Trainer Peter Ho Leung has joked that the owners of his Griffin Trophy winner Rich And Lucky are exactly that after they pocketed more than HK$1 million for taking out a seven-horse maiden.

The Griffin Trophy has produced the likes of Derby winner Luger, two-time Group One winner Pakistan Star and Win Beauty Win but only seven horses accepted for the race on Sunday at Sha Tin with likely favourite Simply The Best scratched during the week due to colic.

While the feature is open to any three-year-old horse who had their first career start in Hong Kong, not a single one of the seven acceptors had won previously, leaving Rich And Lucky to go around as a $1.7 favourite in betting with jockey Zac Purton on board.

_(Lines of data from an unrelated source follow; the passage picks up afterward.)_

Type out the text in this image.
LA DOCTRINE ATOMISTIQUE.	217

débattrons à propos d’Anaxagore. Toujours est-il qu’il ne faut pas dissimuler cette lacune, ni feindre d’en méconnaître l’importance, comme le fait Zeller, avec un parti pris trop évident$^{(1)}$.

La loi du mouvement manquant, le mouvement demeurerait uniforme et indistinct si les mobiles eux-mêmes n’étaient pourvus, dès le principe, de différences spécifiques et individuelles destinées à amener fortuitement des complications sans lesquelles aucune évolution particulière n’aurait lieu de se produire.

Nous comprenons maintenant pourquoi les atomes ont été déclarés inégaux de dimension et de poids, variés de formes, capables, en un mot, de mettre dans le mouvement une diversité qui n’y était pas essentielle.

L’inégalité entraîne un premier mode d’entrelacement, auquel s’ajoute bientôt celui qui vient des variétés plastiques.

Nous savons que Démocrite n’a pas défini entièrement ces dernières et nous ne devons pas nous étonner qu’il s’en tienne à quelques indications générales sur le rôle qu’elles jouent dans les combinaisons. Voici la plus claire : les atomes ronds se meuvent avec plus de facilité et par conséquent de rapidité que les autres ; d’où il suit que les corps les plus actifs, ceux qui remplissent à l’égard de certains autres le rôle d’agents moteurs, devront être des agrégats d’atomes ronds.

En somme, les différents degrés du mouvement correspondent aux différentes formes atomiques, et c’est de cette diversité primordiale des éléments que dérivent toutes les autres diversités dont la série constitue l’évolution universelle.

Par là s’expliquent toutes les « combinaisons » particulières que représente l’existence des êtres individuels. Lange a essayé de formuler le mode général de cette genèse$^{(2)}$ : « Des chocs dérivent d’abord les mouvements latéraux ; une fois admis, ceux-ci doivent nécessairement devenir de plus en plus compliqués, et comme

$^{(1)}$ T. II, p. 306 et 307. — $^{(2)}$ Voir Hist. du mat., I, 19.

“I am very happy because I think this horse has a big future, so the owner is a very lucky man,” Ho said.

“The owner asked me to run in the race so I had no real choice, I said ‘OK, that sounds good’.

“Fortunately the main danger [Simply The Best] was scratched so he turned out to be the luckiest man around.”

Joao Moreira was stood down with the flu on Saturday.

No Challenge for jockey punters

Jockey Challenge punters were left disappointed on Sunday with no market held on the contest.

It stems from a rule which dictates that if any rider under $5 is stood down from the meeting before it starts, all bets are refunded and the market is cancelled.

Obviously with Joao Moreira being an odds-on favourite and withdrawing late on Saturday afternoon, that is why it played out that way, but the news of the Magic Man’s situation came just 45 minutes after the market opened at 5pm.

Rules are rules, but perhaps a common sense adjustment could be made going forward that if a rider is out of play the day before a meeting, then those bets are refunded and a new market could be created on race day.